Dieci fatture, da settembre 2017 a gennaio 2018. Riguardano, tra l’altro, lavori per ritiro rifiuti, imballaggi, destinazione al trattamento finale.
Un appello, quello lanciato dall’impresa. “Siamo certi – scrive il rappresentante della ditta – che le amministrazioni vogliano preservare e tutelare, anche per mantenere intatti i livelli occupazionali, da mancati o tardivi pagamenti delle società appaltanti, deputate a svolgere un servizio pubblico.
La partnership per noi rappresenta un’importante collaborazione che intendiamo proseguire, nel rispetto dei reciproci obblighi e diritti”.
Viterbo Ambiente è titolare dell’appalto per la raccolta rifiuti del comune e l’impresa è fornitrice di servizi.
“La lettera – spiega Frontini – ci mette a conoscenza del fatto che Viterbo Ambiente non sta onorando il pagamento delle fatture.

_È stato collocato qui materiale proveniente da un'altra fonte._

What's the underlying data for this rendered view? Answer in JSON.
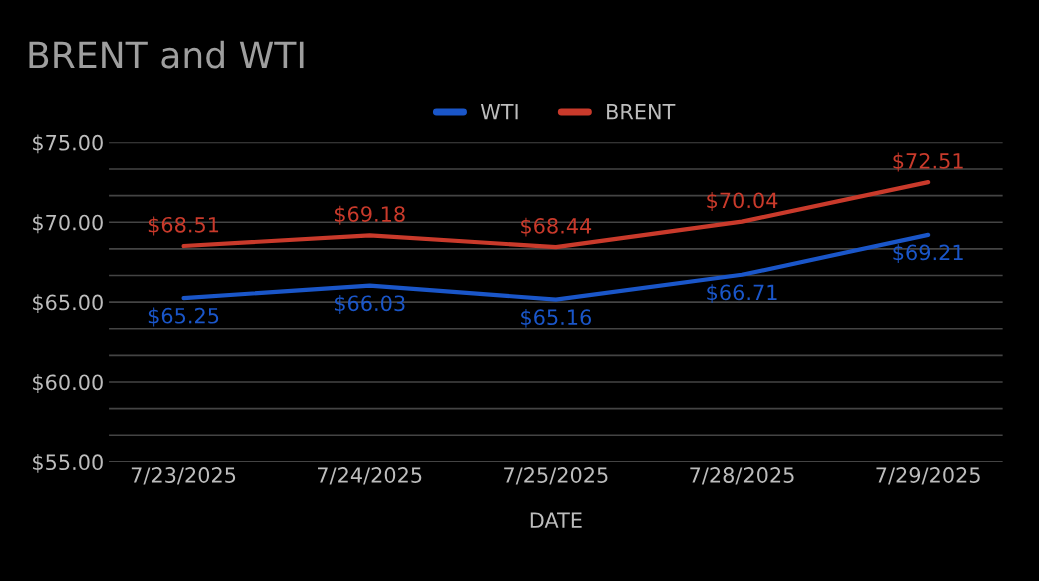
{
  "chart_data": {
    "type": "line",
    "title": "BRENT and WTI",
    "xlabel": "DATE",
    "categories": [
      "7/23/2025",
      "7/24/2025",
      "7/25/2025",
      "7/28/2025",
      "7/29/2025"
    ],
    "series": [
      {
        "name": "WTI",
        "color": "#1a56c9",
        "values": [
          65.25,
          66.03,
          65.16,
          66.71,
          69.21
        ],
        "value_labels": [
          "$65.25",
          "$66.03",
          "$65.16",
          "$66.71",
          "$69.21"
        ]
      },
      {
        "name": "BRENT",
        "color": "#c93a2b",
        "values": [
          68.51,
          69.18,
          68.44,
          70.04,
          72.51
        ],
        "value_labels": [
          "$68.51",
          "$69.18",
          "$68.44",
          "$70.04",
          "$72.51"
        ]
      }
    ],
    "ylim": [
      55,
      75
    ],
    "yticks": [
      {
        "value": 55,
        "label": "$55.00"
      },
      {
        "value": 56.667,
        "label": null
      },
      {
        "value": 58.333,
        "label": null
      },
      {
        "value": 60,
        "label": "$60.00"
      },
      {
        "value": 61.667,
        "label": null
      },
      {
        "value": 63.333,
        "label": null
      },
      {
        "value": 65,
        "label": "$65.00"
      },
      {
        "value": 66.667,
        "label": null
      },
      {
        "value": 68.333,
        "label": null
      },
      {
        "value": 70,
        "label": "$70.00"
      },
      {
        "value": 71.667,
        "label": null
      },
      {
        "value": 73.333,
        "label": null
      },
      {
        "value": 75,
        "label": "$75.00"
      }
    ],
    "grid": "y",
    "legend": "top",
    "marker": "none",
    "line_style": "solid"
  }
}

Viterbo Ambiente svolge un servizio per conto del comune, capisco che l’amministrazione non possa in questo caso intervenire amministrativamente, ma essendo coinvolta un’impresa che opera sul territorio, comunque il comune dovrebbe acquisire le necessarie informazioni e comunque politicamente può agire”.
L’assessore Maurizio Tofani s’informerà. “Vedremo di cosa si tratta – osserva Tofani – ovviamente non possiamo entrare in questioni interne alla società”.